In poche settimane tanti fatti e iniziative
di Angelino Loffredi

PRIMA DI TUTTO: AFFRONTARE LA QUESTIONE PALESTINESE – In poche settimane si sono concentrate tante iniziative e aperte nuove situazioni che mi è difficile ripercorrerle, sistemarle e commentarle in modo preciso.
Provo comunque a sintetizzarle: un movimento nazionale ed internazionale cresciuto a dismisura, in particolar modo a sostegno della Flottiglia.
Milioni di persone che seguono in diretta gli atti di pirateria, e successivamente i vari racconti dei protagonisti ritornati a casa riguardanti la violenza subita sia da parte dei poliziotti israeliani che da un ignobile ministro verso persone pacifiche ed inermi.

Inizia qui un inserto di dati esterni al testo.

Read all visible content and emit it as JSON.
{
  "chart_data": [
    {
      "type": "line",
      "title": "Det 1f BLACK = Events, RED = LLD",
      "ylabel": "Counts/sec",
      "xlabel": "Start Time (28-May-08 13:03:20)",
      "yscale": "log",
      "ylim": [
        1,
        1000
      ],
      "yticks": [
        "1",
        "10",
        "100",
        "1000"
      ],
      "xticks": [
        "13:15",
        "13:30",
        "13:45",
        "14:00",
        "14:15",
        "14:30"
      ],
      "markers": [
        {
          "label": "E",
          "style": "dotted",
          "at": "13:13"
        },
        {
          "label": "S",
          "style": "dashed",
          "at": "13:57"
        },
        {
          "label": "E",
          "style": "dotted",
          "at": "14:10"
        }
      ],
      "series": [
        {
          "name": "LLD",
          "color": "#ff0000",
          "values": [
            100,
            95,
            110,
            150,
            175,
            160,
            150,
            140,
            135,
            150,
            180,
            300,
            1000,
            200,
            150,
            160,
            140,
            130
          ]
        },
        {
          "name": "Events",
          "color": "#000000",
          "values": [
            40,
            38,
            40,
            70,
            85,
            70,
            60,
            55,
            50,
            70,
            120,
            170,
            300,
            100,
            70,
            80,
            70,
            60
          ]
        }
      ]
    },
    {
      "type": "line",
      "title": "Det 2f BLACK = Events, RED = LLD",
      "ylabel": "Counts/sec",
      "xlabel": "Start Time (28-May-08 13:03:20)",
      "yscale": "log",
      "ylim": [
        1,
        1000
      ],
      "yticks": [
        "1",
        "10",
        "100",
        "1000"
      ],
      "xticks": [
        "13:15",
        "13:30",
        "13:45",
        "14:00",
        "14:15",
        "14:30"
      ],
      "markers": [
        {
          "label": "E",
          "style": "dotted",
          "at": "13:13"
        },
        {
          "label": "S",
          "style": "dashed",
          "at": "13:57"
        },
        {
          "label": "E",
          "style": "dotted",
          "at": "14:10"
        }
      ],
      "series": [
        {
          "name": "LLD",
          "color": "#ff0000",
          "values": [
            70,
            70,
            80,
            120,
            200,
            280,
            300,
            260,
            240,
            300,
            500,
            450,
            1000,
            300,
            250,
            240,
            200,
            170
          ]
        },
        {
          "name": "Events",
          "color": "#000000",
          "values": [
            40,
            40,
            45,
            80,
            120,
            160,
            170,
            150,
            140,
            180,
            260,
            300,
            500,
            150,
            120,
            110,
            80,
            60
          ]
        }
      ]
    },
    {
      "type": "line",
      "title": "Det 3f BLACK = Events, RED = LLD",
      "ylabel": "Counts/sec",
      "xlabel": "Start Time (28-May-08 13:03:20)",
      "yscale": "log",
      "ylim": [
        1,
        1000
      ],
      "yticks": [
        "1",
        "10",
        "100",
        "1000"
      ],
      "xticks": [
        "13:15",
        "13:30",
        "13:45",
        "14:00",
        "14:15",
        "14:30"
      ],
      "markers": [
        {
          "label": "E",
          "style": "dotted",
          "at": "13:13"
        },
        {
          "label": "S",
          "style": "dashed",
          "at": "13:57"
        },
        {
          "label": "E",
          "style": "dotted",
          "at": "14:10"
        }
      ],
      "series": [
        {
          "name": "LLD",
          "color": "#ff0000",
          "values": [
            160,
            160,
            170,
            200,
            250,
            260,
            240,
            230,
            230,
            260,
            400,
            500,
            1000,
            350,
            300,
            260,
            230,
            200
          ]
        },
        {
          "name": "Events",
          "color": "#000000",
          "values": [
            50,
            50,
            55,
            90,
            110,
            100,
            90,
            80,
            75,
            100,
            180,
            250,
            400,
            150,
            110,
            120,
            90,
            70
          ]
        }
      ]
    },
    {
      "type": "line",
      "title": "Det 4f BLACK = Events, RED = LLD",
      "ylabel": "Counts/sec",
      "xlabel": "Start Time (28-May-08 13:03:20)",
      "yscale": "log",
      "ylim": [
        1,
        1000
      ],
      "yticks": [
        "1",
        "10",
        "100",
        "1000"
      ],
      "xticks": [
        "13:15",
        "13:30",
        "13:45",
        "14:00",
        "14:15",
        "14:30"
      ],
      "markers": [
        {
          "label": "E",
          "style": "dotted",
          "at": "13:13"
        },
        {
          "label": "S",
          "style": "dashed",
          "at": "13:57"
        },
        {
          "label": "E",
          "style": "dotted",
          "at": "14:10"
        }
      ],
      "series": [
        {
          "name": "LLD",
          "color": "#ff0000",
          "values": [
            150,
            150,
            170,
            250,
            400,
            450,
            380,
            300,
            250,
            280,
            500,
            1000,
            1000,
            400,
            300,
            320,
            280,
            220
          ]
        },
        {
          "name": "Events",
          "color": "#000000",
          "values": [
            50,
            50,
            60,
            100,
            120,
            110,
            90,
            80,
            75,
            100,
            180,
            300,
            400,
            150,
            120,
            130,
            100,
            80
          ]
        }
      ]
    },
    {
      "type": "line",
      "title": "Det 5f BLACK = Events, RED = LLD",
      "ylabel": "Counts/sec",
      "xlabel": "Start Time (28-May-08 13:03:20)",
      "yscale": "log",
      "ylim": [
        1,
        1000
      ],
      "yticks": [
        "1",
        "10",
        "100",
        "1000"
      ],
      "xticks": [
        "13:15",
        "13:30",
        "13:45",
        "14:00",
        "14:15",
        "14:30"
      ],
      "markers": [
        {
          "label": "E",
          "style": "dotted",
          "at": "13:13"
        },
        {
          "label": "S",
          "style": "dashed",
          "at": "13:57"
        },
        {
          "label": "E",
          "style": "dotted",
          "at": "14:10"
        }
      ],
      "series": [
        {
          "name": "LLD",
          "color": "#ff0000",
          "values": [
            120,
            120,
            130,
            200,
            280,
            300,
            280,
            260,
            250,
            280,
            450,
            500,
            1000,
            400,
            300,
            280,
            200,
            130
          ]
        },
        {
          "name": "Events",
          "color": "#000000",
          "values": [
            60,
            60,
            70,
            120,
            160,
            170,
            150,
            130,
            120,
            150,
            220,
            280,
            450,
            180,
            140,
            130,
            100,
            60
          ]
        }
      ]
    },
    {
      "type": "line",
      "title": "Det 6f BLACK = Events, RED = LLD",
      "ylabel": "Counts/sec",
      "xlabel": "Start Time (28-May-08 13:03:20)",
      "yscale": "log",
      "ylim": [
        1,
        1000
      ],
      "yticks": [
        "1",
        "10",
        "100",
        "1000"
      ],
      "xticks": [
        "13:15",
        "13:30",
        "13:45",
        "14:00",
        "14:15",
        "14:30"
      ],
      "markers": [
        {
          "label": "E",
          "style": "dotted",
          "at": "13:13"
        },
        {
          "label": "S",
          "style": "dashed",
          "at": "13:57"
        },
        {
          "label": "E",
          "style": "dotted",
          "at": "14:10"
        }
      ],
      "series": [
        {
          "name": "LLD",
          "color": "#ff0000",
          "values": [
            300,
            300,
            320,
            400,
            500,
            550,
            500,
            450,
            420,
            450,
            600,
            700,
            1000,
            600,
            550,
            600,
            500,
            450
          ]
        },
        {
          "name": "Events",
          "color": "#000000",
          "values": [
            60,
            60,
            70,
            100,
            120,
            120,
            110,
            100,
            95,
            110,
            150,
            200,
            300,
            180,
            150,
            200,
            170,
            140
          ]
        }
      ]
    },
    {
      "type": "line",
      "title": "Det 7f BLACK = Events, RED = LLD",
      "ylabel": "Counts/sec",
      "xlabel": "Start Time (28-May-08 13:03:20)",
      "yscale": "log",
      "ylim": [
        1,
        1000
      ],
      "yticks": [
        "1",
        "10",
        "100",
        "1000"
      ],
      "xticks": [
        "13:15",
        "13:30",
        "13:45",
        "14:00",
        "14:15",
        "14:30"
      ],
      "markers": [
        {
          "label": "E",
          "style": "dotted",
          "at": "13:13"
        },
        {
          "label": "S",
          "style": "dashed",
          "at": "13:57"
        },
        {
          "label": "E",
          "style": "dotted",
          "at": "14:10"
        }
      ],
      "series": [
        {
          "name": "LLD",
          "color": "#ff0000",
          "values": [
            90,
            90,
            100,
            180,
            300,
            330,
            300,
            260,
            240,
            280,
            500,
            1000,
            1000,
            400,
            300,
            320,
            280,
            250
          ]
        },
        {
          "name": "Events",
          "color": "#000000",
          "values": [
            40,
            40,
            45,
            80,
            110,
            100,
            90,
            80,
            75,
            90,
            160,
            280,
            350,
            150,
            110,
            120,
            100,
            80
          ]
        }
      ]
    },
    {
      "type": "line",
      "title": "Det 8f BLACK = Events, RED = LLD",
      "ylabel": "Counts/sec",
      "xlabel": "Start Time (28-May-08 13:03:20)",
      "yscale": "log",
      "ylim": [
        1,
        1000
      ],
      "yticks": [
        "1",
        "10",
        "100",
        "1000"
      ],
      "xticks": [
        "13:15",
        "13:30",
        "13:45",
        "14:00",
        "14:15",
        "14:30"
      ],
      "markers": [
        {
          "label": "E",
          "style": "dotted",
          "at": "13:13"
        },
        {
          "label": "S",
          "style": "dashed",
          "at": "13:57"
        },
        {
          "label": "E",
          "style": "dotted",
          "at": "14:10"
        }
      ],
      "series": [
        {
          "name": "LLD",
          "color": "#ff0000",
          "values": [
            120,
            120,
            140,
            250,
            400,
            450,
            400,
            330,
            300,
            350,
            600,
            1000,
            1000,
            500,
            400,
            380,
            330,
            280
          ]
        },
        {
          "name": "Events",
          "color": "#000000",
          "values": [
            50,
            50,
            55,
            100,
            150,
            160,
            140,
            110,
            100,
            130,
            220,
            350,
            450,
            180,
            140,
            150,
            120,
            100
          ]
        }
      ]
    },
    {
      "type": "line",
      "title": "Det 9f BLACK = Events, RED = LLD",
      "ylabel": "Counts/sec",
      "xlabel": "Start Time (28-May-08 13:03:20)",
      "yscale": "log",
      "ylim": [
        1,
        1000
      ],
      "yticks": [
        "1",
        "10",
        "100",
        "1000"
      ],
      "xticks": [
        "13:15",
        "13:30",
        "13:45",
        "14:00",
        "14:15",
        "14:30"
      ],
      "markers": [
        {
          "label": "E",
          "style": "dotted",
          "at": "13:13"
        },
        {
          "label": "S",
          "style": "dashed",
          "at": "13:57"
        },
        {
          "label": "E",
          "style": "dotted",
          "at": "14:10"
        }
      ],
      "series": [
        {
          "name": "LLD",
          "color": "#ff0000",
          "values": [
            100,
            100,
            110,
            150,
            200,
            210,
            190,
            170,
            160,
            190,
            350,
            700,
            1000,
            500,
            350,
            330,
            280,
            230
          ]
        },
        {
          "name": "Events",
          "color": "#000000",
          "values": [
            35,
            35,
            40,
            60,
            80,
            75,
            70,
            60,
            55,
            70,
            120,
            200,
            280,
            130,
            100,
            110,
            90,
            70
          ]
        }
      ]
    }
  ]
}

Contemporaneamente in Egitto si aprono i lavori per arrivare, almeno ad una prima fase, alla fine del genocidio e della liberazione degli ostaggi israeliani.
Prima di tutto: affrontare la questione palestinese
Mentre tali lavori vanno seguiti con attenzione, non dobbiamo trascurare che proprio ieri il Ministero della sanità palestinese della Striscia di Gaza ha aggiornato il numero dei morti dal 7 ottobre 2023: 67.160 e dei feriti, 169.679.
Ma il dato più sorprendente e grave riguarda il fatto che mentre si parla e si discute di pace proprio ieri, 6 ottobre, sempre a Gaza, gli israeliani hanno ucciso 21 palestinesi e ferito 96.
Sempre ieri ho letto una dichiarazione del cardinale Pietro Parolin che, secondo me, merita di essere conosciuta e divulgata.
Sulle manifestazioni di piazza ha osservato che “Anche se a volte queste iniziative, a causa delle violenze di pochi facinorosi, rischiano di far passare a livello media un messaggio sbagliato, mi colpisce positivamente la partecipazione alle manifestazioni e l’impegno di tanti giovani “
Prima di tutto: affrontare la questione palestinese
Cosi come vanno conosciute e meditate le brevi ma significative considerazioni riguardanti il “Piano di pace“ proposto da Trump:
“Qualunque piano che coinvolga il popolo palestinese nelle decisioni sul proprio futuro e permetta di finire questa strage, liberando gli ostaggi e fermando l’uccisione quotidiana di centinaia di persone, è da accogliere e sostenere”
Sì, prima fra tutte, è il riconoscimento della questione palestinese che deve essere affrontata e risolta.